My friend filled me in on what had happened in my absence.  She had made it up the hill with some effort.  For safety reasons, she decided to use her leash to restrain Bailey.  My friend is like a second mother to Bailey and didn’t want to risk her getting in the way of a snow machine roaring by.  Unfortunately, her leash is attached to her waist – not a problem with a smaller dog.  However, it is a cardinal rule never to tether a Newfoundland dog to one’s body.  She soon found herself flopping on the ground behind Bailey who was eager to be a part of the dog crowd.  The fact that she weighs a few more pounds than Bailey made no difference.  My friend could not stand her ground.  I reminded her that Bailey had no trouble dragging my husband who is much heavier than Bailey.  I remembered that the lady had her phone out when I got there.  I hoped that the sordid incident was not recorded to become a viral sensation on the web.  My friend assured me that Bailey’s indiscretion had not been filmed.  Whew!!!  She had managed to get herself up and using a very stern voice, commanded Bailey to sit. Thankfully, our girl listened. The whole event has shown me that more training is needed. For now, Bailey will always be our “Drag Queen”.
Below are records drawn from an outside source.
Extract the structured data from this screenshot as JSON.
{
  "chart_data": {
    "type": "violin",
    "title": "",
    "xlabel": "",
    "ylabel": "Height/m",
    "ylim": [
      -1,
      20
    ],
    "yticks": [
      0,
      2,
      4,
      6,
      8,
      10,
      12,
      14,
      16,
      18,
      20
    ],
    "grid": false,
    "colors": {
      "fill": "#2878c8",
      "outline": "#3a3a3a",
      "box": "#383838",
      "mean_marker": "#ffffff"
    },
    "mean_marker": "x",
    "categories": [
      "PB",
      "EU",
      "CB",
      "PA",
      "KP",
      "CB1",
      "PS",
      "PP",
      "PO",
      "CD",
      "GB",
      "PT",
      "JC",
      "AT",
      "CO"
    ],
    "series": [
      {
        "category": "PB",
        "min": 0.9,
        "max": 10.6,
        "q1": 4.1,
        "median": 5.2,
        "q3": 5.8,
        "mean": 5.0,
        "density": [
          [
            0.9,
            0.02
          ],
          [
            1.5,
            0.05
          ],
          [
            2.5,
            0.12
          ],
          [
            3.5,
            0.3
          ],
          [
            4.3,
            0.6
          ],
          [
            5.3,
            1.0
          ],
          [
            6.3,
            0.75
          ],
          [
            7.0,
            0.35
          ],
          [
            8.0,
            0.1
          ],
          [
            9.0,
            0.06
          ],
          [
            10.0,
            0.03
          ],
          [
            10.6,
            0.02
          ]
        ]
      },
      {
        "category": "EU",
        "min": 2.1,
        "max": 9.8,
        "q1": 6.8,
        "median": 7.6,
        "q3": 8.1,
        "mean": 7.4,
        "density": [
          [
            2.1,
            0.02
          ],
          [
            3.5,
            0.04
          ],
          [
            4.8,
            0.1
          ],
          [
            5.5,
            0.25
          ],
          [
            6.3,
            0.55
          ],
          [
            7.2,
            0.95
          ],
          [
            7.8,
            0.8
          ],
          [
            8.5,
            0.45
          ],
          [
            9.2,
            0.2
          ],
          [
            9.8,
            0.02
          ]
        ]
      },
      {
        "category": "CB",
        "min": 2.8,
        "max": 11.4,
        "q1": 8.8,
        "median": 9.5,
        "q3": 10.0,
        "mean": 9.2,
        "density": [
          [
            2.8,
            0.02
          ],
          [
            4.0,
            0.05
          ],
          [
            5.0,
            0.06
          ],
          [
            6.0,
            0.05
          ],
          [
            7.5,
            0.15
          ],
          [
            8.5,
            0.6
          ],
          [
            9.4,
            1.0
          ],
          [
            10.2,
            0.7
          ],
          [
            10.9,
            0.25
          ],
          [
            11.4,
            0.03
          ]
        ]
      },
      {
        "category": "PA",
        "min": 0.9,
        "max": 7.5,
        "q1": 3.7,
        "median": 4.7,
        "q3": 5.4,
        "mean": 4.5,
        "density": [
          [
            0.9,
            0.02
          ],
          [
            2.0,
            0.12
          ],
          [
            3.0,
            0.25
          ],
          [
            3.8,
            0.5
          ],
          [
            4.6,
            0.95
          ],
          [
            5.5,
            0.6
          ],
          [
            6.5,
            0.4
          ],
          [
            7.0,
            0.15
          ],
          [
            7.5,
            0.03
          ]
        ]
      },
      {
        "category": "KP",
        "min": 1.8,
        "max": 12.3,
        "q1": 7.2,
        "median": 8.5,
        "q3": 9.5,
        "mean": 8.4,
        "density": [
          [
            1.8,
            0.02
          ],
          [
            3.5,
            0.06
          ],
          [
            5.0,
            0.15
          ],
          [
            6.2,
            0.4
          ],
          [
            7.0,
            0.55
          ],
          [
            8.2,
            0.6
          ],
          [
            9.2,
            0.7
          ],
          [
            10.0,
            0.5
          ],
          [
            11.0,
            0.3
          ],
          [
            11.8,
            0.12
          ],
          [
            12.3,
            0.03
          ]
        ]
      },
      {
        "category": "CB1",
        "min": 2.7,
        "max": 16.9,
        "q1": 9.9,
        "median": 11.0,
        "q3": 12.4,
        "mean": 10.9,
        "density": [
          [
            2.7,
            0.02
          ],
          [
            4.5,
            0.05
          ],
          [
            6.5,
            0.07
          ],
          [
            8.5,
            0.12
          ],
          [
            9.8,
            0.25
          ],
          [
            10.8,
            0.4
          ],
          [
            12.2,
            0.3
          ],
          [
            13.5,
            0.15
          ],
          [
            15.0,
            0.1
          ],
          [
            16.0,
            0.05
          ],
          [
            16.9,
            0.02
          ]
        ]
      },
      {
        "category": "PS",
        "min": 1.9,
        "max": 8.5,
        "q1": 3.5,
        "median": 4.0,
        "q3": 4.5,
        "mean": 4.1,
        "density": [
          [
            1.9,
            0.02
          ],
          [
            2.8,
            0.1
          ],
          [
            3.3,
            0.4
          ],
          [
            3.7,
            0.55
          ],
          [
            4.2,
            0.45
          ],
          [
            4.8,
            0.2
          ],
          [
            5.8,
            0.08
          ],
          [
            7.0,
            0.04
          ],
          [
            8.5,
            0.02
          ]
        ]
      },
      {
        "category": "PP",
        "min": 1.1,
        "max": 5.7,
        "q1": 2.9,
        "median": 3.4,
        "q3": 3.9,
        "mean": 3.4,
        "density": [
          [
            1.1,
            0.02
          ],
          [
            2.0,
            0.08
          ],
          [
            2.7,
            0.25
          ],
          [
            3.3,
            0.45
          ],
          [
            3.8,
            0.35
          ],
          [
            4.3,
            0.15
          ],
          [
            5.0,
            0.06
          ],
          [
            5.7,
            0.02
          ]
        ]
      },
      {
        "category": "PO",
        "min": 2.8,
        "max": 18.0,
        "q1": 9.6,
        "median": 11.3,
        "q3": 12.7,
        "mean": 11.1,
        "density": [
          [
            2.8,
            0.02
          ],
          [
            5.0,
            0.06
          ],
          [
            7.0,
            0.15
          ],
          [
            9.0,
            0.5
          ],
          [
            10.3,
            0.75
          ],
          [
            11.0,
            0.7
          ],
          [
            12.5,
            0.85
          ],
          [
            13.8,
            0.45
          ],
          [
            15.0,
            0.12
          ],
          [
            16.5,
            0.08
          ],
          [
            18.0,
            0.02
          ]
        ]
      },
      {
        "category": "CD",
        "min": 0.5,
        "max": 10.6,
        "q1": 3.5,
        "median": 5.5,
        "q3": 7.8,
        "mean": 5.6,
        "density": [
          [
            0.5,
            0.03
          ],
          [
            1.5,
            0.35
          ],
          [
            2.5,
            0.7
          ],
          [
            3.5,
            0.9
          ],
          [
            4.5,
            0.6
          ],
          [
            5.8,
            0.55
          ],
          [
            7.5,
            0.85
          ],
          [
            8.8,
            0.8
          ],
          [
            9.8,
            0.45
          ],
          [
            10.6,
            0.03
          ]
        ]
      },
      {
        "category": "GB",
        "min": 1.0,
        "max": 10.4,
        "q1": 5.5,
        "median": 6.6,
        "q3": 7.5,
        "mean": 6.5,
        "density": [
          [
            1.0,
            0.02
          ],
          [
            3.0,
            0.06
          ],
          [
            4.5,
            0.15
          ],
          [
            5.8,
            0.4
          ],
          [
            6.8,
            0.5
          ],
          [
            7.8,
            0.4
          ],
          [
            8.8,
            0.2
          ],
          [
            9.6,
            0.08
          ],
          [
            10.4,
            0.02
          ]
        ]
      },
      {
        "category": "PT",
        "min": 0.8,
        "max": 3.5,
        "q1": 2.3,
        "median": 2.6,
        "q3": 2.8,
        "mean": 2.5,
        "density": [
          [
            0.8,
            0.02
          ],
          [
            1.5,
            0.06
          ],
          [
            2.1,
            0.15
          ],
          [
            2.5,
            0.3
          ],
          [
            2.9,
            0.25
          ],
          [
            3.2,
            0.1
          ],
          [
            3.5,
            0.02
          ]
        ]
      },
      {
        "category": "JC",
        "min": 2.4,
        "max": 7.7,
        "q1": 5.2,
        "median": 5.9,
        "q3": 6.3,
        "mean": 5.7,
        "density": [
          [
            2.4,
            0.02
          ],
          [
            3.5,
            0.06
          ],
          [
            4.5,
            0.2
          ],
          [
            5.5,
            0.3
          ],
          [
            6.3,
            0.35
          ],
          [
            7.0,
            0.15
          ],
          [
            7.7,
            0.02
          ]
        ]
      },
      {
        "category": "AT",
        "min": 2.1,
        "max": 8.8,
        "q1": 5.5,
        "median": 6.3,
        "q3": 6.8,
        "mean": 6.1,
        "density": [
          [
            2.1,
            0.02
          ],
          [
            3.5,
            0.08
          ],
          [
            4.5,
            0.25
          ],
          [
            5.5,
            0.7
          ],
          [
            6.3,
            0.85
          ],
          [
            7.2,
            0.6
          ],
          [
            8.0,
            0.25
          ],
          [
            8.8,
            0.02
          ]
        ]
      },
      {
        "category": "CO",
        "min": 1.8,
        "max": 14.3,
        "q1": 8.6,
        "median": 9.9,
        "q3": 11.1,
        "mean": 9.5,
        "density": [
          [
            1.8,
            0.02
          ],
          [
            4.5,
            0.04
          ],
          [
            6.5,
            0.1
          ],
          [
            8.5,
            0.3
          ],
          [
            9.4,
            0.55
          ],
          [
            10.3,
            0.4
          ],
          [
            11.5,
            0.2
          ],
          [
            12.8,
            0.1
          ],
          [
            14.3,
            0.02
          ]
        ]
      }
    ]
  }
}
  1. easyweimaraner · November 23, 2017

    that was an adventurous walk… glad you all came home in one piece… I like drag queen word play , it fits LOL. and I never ever use such a jogger leash attached around my body… I used it with Easy the day he discovered a fox… I felt like being the sled at iditarod race ;o(

    Liked by 1 person

    • noofmitchell · November 23, 2017

      After being dragged a few times, I know how you felt. I learned later on from an instructor who specializes in Newfs to never tie a leash around one’s waist or put your hand through the leash handle. I only use my thumb to hold the leash handle for a quick release. Like your experience with Easy, you soon learn why certain leashes are better suited to smaller dogs. Newfs were bred for drafting wagons, carts and sleds. I don’t think Bailey was even aware she was hauling a person behind her. My friend was not seriously hurt, thankfully.